Performance and security improvements help Ford deliver services and work with partners more efficiently

Significantly increased developer productivity

Using OpenShift Container Platform, Ford has accelerated time to market by centralizing and standardizing its application development environment and compliance analysis for a consistent multicloud experience. For example, OpenShift’s automation capabilities help Ford deploy new clusters more rapidly.

These improvements are enhanced by the company’s shift from a traditional, waterfall approach to iterative DevOps processes and a continuous integration and delivery (CI/CD) workflow.
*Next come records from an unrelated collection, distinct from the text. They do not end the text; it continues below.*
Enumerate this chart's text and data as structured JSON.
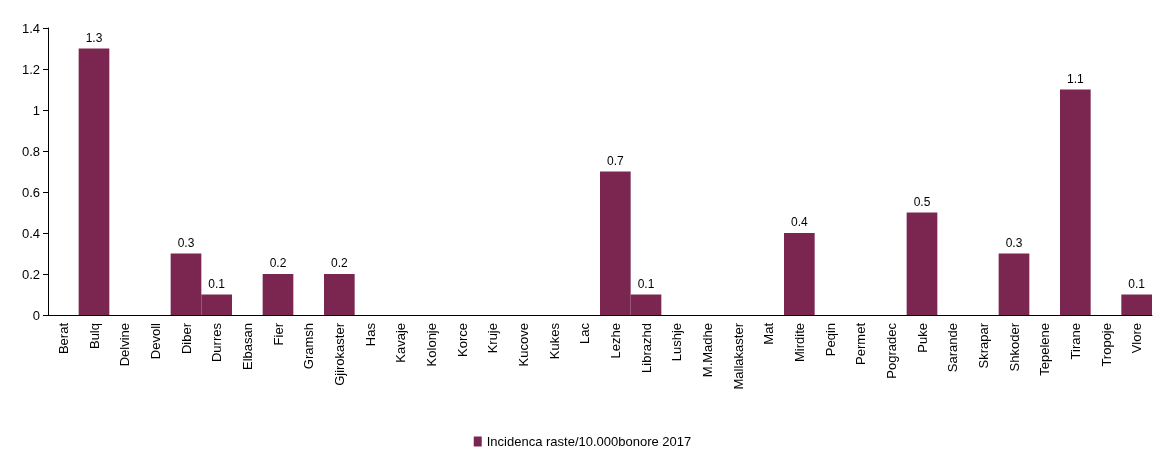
{
  "chart_data": {
    "type": "bar",
    "categories": [
      "Berat",
      "Bulq",
      "Delvine",
      "Devoll",
      "Diber",
      "Durres",
      "Elbasan",
      "Fier",
      "Gramsh",
      "Gjirokaster",
      "Has",
      "Kavaje",
      "Kolonje",
      "Korce",
      "Kruje",
      "Kucove",
      "Kukes",
      "Lac",
      "Lezhe",
      "Librazhd",
      "Lushje",
      "M.Madhe",
      "Mallakaster",
      "Mat",
      "Mirdite",
      "Peqin",
      "Permet",
      "Pogradec",
      "Puke",
      "Sarande",
      "Skrapar",
      "Shkoder",
      "Tepelene",
      "Tirane",
      "Tropoje",
      "Vlore"
    ],
    "series": [
      {
        "name": "Incidenca raste/10.000bonore 2017",
        "color": "#7b2650",
        "values": [
          0,
          1.3,
          0,
          0,
          0.3,
          0.1,
          0,
          0.2,
          0,
          0.2,
          0,
          0,
          0,
          0,
          0,
          0,
          0,
          0,
          0.7,
          0.1,
          0,
          0,
          0,
          0,
          0.4,
          0,
          0,
          0,
          0.5,
          0,
          0,
          0.3,
          0,
          1.1,
          0,
          0.1
        ],
        "value_labels": [
          null,
          "1.3",
          null,
          null,
          "0.3",
          "0.1",
          null,
          "0.2",
          null,
          "0.2",
          null,
          null,
          null,
          null,
          null,
          null,
          null,
          null,
          "0.7",
          "0.1",
          null,
          null,
          null,
          null,
          "0.4",
          null,
          null,
          null,
          "0.5",
          null,
          null,
          "0.3",
          null,
          "1.1",
          null,
          "0.1"
        ]
      }
    ],
    "ylim": [
      0,
      1.4
    ],
    "yticks": [
      0,
      0.2,
      0.4,
      0.6,
      0.8,
      1,
      1.2,
      1.4
    ],
    "grid": false,
    "legend": "bottom"
  }
}
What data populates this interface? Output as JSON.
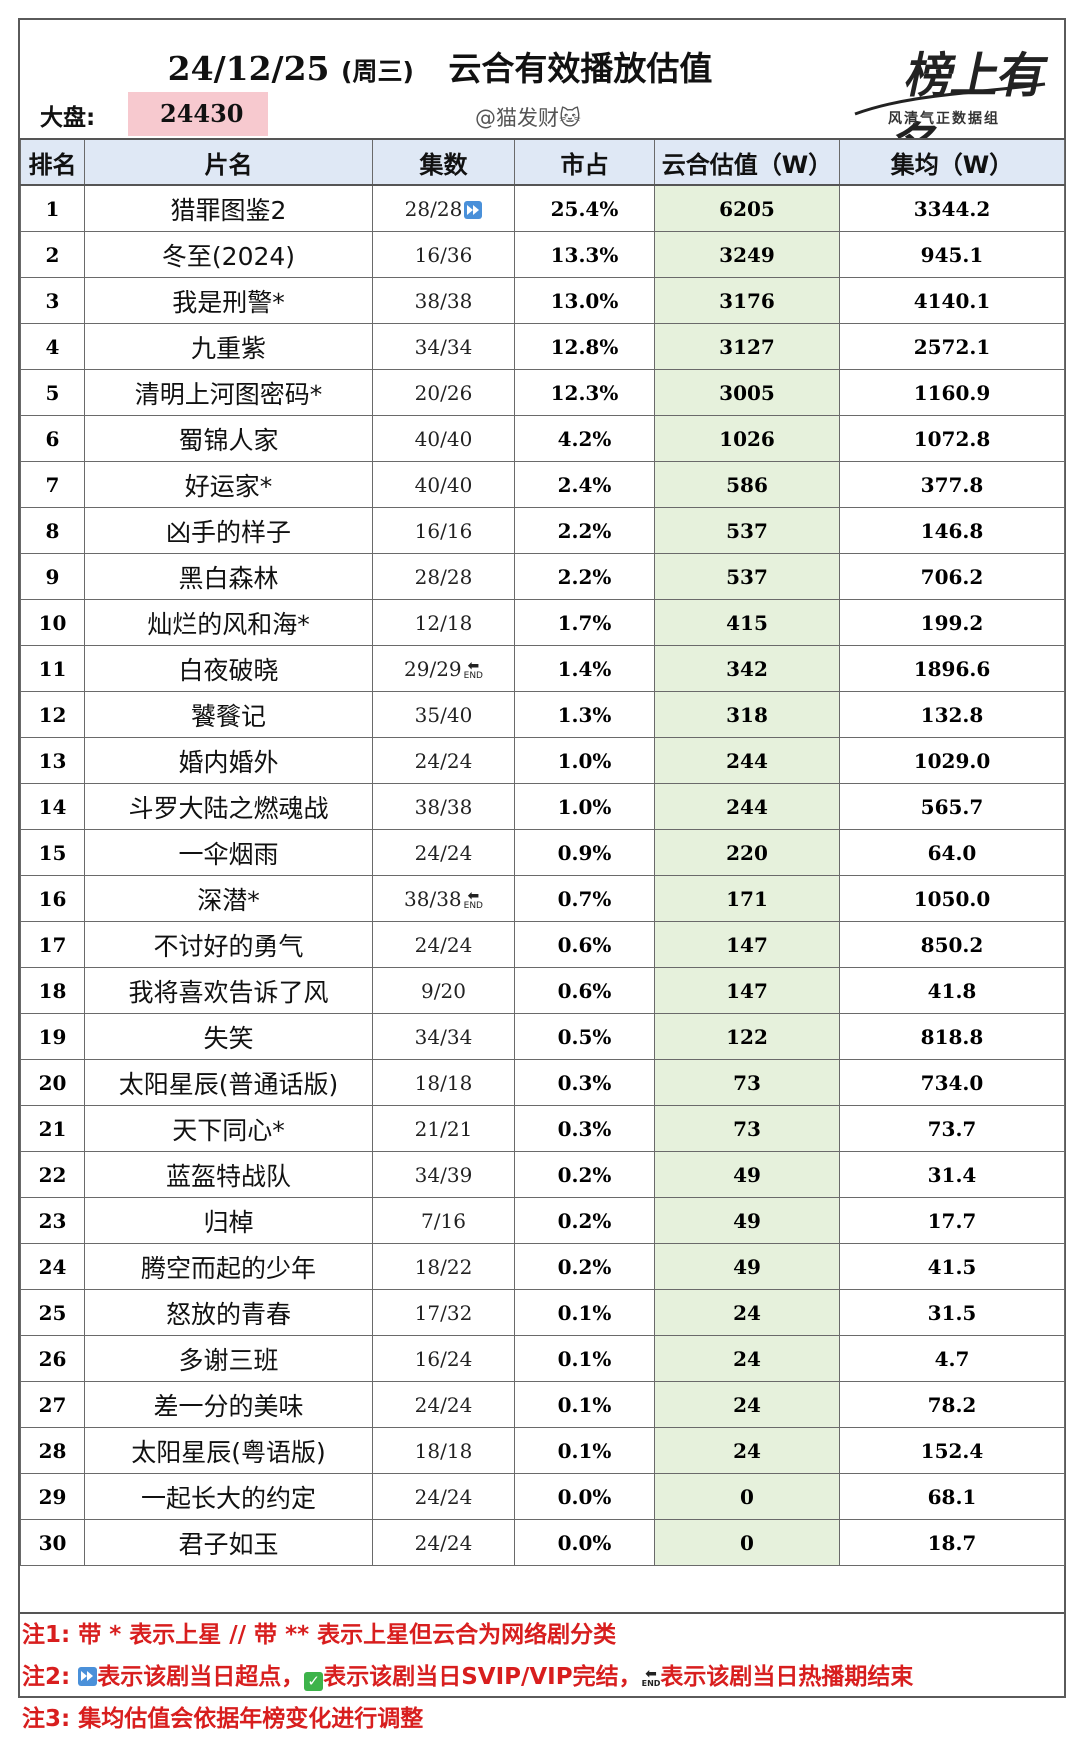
{
  "header": {
    "date": "24/12/25",
    "weekday": "(周三)",
    "title": "云合有效播放估值",
    "dapan_label": "大盘:",
    "dapan_value": "24430",
    "author": "@猫发财🐱",
    "logo_text": "榜上有名",
    "logo_sub": "风清气正数据组"
  },
  "table": {
    "columns": [
      "排名",
      "片名",
      "集数",
      "市占",
      "云合估值（W）",
      "集均（W）"
    ],
    "rows": [
      {
        "rank": "1",
        "name": "猎罪图鉴2",
        "episodes": "28/28",
        "mark": "play",
        "share": "25.4%",
        "value": "6205",
        "avg": "3344.2"
      },
      {
        "rank": "2",
        "name": "冬至(2024)",
        "episodes": "16/36",
        "mark": "",
        "share": "13.3%",
        "value": "3249",
        "avg": "945.1"
      },
      {
        "rank": "3",
        "name": "我是刑警*",
        "episodes": "38/38",
        "mark": "",
        "share": "13.0%",
        "value": "3176",
        "avg": "4140.1"
      },
      {
        "rank": "4",
        "name": "九重紫",
        "episodes": "34/34",
        "mark": "",
        "share": "12.8%",
        "value": "3127",
        "avg": "2572.1"
      },
      {
        "rank": "5",
        "name": "清明上河图密码*",
        "episodes": "20/26",
        "mark": "",
        "share": "12.3%",
        "value": "3005",
        "avg": "1160.9"
      },
      {
        "rank": "6",
        "name": "蜀锦人家",
        "episodes": "40/40",
        "mark": "",
        "share": "4.2%",
        "value": "1026",
        "avg": "1072.8"
      },
      {
        "rank": "7",
        "name": "好运家*",
        "episodes": "40/40",
        "mark": "",
        "share": "2.4%",
        "value": "586",
        "avg": "377.8"
      },
      {
        "rank": "8",
        "name": "凶手的样子",
        "episodes": "16/16",
        "mark": "",
        "share": "2.2%",
        "value": "537",
        "avg": "146.8"
      },
      {
        "rank": "9",
        "name": "黑白森林",
        "episodes": "28/28",
        "mark": "",
        "share": "2.2%",
        "value": "537",
        "avg": "706.2"
      },
      {
        "rank": "10",
        "name": "灿烂的风和海*",
        "episodes": "12/18",
        "mark": "",
        "share": "1.7%",
        "value": "415",
        "avg": "199.2"
      },
      {
        "rank": "11",
        "name": "白夜破晓",
        "episodes": "29/29",
        "mark": "end",
        "share": "1.4%",
        "value": "342",
        "avg": "1896.6"
      },
      {
        "rank": "12",
        "name": "饕餮记",
        "episodes": "35/40",
        "mark": "",
        "share": "1.3%",
        "value": "318",
        "avg": "132.8"
      },
      {
        "rank": "13",
        "name": "婚内婚外",
        "episodes": "24/24",
        "mark": "",
        "share": "1.0%",
        "value": "244",
        "avg": "1029.0"
      },
      {
        "rank": "14",
        "name": "斗罗大陆之燃魂战",
        "episodes": "38/38",
        "mark": "",
        "share": "1.0%",
        "value": "244",
        "avg": "565.7"
      },
      {
        "rank": "15",
        "name": "一伞烟雨",
        "episodes": "24/24",
        "mark": "",
        "share": "0.9%",
        "value": "220",
        "avg": "64.0"
      },
      {
        "rank": "16",
        "name": "深潜*",
        "episodes": "38/38",
        "mark": "end",
        "share": "0.7%",
        "value": "171",
        "avg": "1050.0"
      },
      {
        "rank": "17",
        "name": "不讨好的勇气",
        "episodes": "24/24",
        "mark": "",
        "share": "0.6%",
        "value": "147",
        "avg": "850.2"
      },
      {
        "rank": "18",
        "name": "我将喜欢告诉了风",
        "episodes": "9/20",
        "mark": "",
        "share": "0.6%",
        "value": "147",
        "avg": "41.8"
      },
      {
        "rank": "19",
        "name": "失笑",
        "episodes": "34/34",
        "mark": "",
        "share": "0.5%",
        "value": "122",
        "avg": "818.8"
      },
      {
        "rank": "20",
        "name": "太阳星辰(普通话版)",
        "episodes": "18/18",
        "mark": "",
        "share": "0.3%",
        "value": "73",
        "avg": "734.0"
      },
      {
        "rank": "21",
        "name": "天下同心*",
        "episodes": "21/21",
        "mark": "",
        "share": "0.3%",
        "value": "73",
        "avg": "73.7"
      },
      {
        "rank": "22",
        "name": "蓝盔特战队",
        "episodes": "34/39",
        "mark": "",
        "share": "0.2%",
        "value": "49",
        "avg": "31.4"
      },
      {
        "rank": "23",
        "name": "归棹",
        "episodes": "7/16",
        "mark": "",
        "share": "0.2%",
        "value": "49",
        "avg": "17.7"
      },
      {
        "rank": "24",
        "name": "腾空而起的少年",
        "episodes": "18/22",
        "mark": "",
        "share": "0.2%",
        "value": "49",
        "avg": "41.5"
      },
      {
        "rank": "25",
        "name": "怒放的青春",
        "episodes": "17/32",
        "mark": "",
        "share": "0.1%",
        "value": "24",
        "avg": "31.5"
      },
      {
        "rank": "26",
        "name": "多谢三班",
        "episodes": "16/24",
        "mark": "",
        "share": "0.1%",
        "value": "24",
        "avg": "4.7"
      },
      {
        "rank": "27",
        "name": "差一分的美味",
        "episodes": "24/24",
        "mark": "",
        "share": "0.1%",
        "value": "24",
        "avg": "78.2"
      },
      {
        "rank": "28",
        "name": "太阳星辰(粤语版)",
        "episodes": "18/18",
        "mark": "",
        "share": "0.1%",
        "value": "24",
        "avg": "152.4"
      },
      {
        "rank": "29",
        "name": "一起长大的约定",
        "episodes": "24/24",
        "mark": "",
        "share": "0.0%",
        "value": "0",
        "avg": "68.1"
      },
      {
        "rank": "30",
        "name": "君子如玉",
        "episodes": "24/24",
        "mark": "",
        "share": "0.0%",
        "value": "0",
        "avg": "18.7"
      }
    ]
  },
  "notes": {
    "note1_label": "注1:",
    "note1_text": "带 * 表示上星 // 带 ** 表示上星但云合为网络剧分类",
    "note2_label": "注2:",
    "note2_part1": "表示该剧当日超点，",
    "note2_part2": "表示该剧当日SVIP/VIP完结，",
    "note2_part3": "表示该剧当日热播期结束",
    "note3_label": "注3:",
    "note3_text": "集均估值会依据年榜变化进行调整",
    "end_text": "END"
  },
  "colors": {
    "header_bg": "#dfe8f5",
    "value_col_bg": "#e6f1dc",
    "dapan_bg": "#f7c9cf",
    "note_red": "#d81e1e"
  }
}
Now, some of the same processes for stateful workloads take minutes instead of months, and developers no longer need to focus on underlying infrastructure with self-service provisioning. These improvements extend to Ford’s IT hosting, where the company has seen a significant productivity improvement for CaaS support. Dealers and plant operators gain access to new features, fixes, and updates faster through Ford’s multitenant OpenShift environment.

“With OpenShift, we have a common framework that can be reused for deploying applications or services within our datacenter or to any major cloud provider,” said Presnell. “We can now deliver features in a more secure, reliable manner.”

Successful adoption of OpenShift and DevOps creates foundation for new opportunities to innovate.

Ford is already experiencing significant growth in demand for its OpenShift-based applications and services. It aims to achieve migration of most of its on-premise, legacy deployments within the next few years.

The company is also looking for ways to use its container platform environment to address opportunities like big data, mobility, machine learning, and AI to continue delivering high-quality, timely services to its customers worldwide.

“Kubernetes and OpenShift have really forced us to think differently about our problems, because we can’t solve new business challenges with traditional approaches. Innovation and constantly exploring and questioning are the only way we can move forward,” said Puranam. “It’s a journey, but one that we have a good start on. Thanks to having the right set of partners, with both Red Hat and Sysdig, we’re well-situated for future success.”